Há dez anos eu iniciei o projeto que hoje se chama Graffiti Pelo Fim da Violência Contra a Mulher e é realizado pela Rede NAMI. No projeto visitamos escolas e comunidades e aplicamos uma metodologia onde conversamos sobre a Lei Maria da Penha e em seguida pintamos um mural temático com os participantes. Logo no início das primeiras oficinas, escutando a facilitadora falar sobre a violência doméstica, eu identifiquei que eu vivenciava uma relação abusiva.

Namorava há algum tempo um rapaz que também era grafiteiro e que por nunca ter me violentado fisicamente, eu pensava ser um cara legal. Com o aprendizado das oficinas, entendi que a agressão física não era o único tipo de violência doméstica, mas que existem outras ações mais sutis que podem ser tão devastadoras quanto um tapa na cara. Eu percebi que tudo o que meu ex chamava de cuidado e proteção, na verdade era controle: um sentimento de posse como se eu fosse mais um dos objetos pertencentes a ele e que tinha o direito de controlar o destino.

Me lembro que eu nunca podia participar de projetos ou pintar com outras pessoas sem que ele estivesse por perto ou desse seu consentimento. Era muito ciumento e por várias vezes me constrangia me acusando de estar “olhando para outros caras”. Nesta época, minha carreira como artista se encontrava completamente estagnada por falta de soberania.
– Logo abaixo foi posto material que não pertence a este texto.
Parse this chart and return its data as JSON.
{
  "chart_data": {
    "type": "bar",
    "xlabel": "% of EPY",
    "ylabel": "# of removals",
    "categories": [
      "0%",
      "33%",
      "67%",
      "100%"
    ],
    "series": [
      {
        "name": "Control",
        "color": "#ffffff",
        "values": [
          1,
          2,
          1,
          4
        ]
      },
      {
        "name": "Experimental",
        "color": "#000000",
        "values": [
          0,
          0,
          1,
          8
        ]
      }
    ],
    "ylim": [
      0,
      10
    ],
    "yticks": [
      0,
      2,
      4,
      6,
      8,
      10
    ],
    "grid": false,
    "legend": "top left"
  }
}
Com muita resistência da parte dele eu rompi o relacionamento. Ainda me lembro de minha madrinha ir atrás de sua mãe pedindo que ela conversasse com ele para me deixasse em paz.  Liberta, logo minha carreira ascendeu, mas volta e meia eu recebia mensagens anônimas negativas e murais meus apareciam riscados com xingamentos. Eu ficava pensando o porquê disso já que eu não possuía embates com pessoas que poderiam chegar a tal ponto de obsessão, a não ser, ele… Ainda alguns me alertavam de vez em outra, para o fato de ele desqualificar o meu trabalho de arte diante do círculo profissional da área. Como minha carreira crescia verticalmente, fui deixando isso tudo para lá, e ignorando, até que, um dia no mês de julho de 2017, eu criei um mural que foi totalmente danificado com letras de graffiti que formavam o nome do meu ex: sua assinatura. A mesma simbologia que ele usava para espalhar sua tag pela cidade; a mesma que eu conservava em arquivo, dezenas de fotos na qual ele aparecia fazendo. Sequencialmente, comecei a receber mensagens postadas em meu Instagram com uma certa constância. Nessas mensagens o público dos meus fãs, patrocinadores, clientes e seguidores em geral eram expostos à xingamentos, ironias, desqualificações do meu trabalho e até mesmo graves acusações de crimes como assassinatos.

Grafiti feito por Panmela em 8 de julho 2017.

Reuni todo este material e busquei ajuda no CIAM e na NUDEM, ambos sem sucesso. Lá me desencorajaram a ir adiante, alegando que tais ações não se enquadravam em violência doméstica. Mas lendo e relendo a Lei Maria da Penha durante esses dez anos de trabalho, ninguém poderia tirar de mim a consciência dos meus direitos.

Eu poderia dissertar aqui sobre a violência psicológica e moral na qual estava passando, mas prefiro ir ao ponto que mais me prejudica: a violência patrimonial que é descrita no Artigo 7o : “entendida como qualquer conduta que configure retenção, subtração, destruição parcial ou total de seus objetos, instrumentos de trabalho, documentos pessoais, bens, valores e direitos ou recursos econômicos, incluindo os destinados a satisfazer suas necessidades”. Desde que comecei a ser indenizada por marcas que usaram sem autorização a imagem dos meus murais públicos em suas propagandas, entendi que um graffiti mesmo na rua é meu patrimônio intelectual, garantido pela Lei de Direitos Autorais.

Rasura feita pelo ex-namorado de Panmela em 10 de julho de 2017.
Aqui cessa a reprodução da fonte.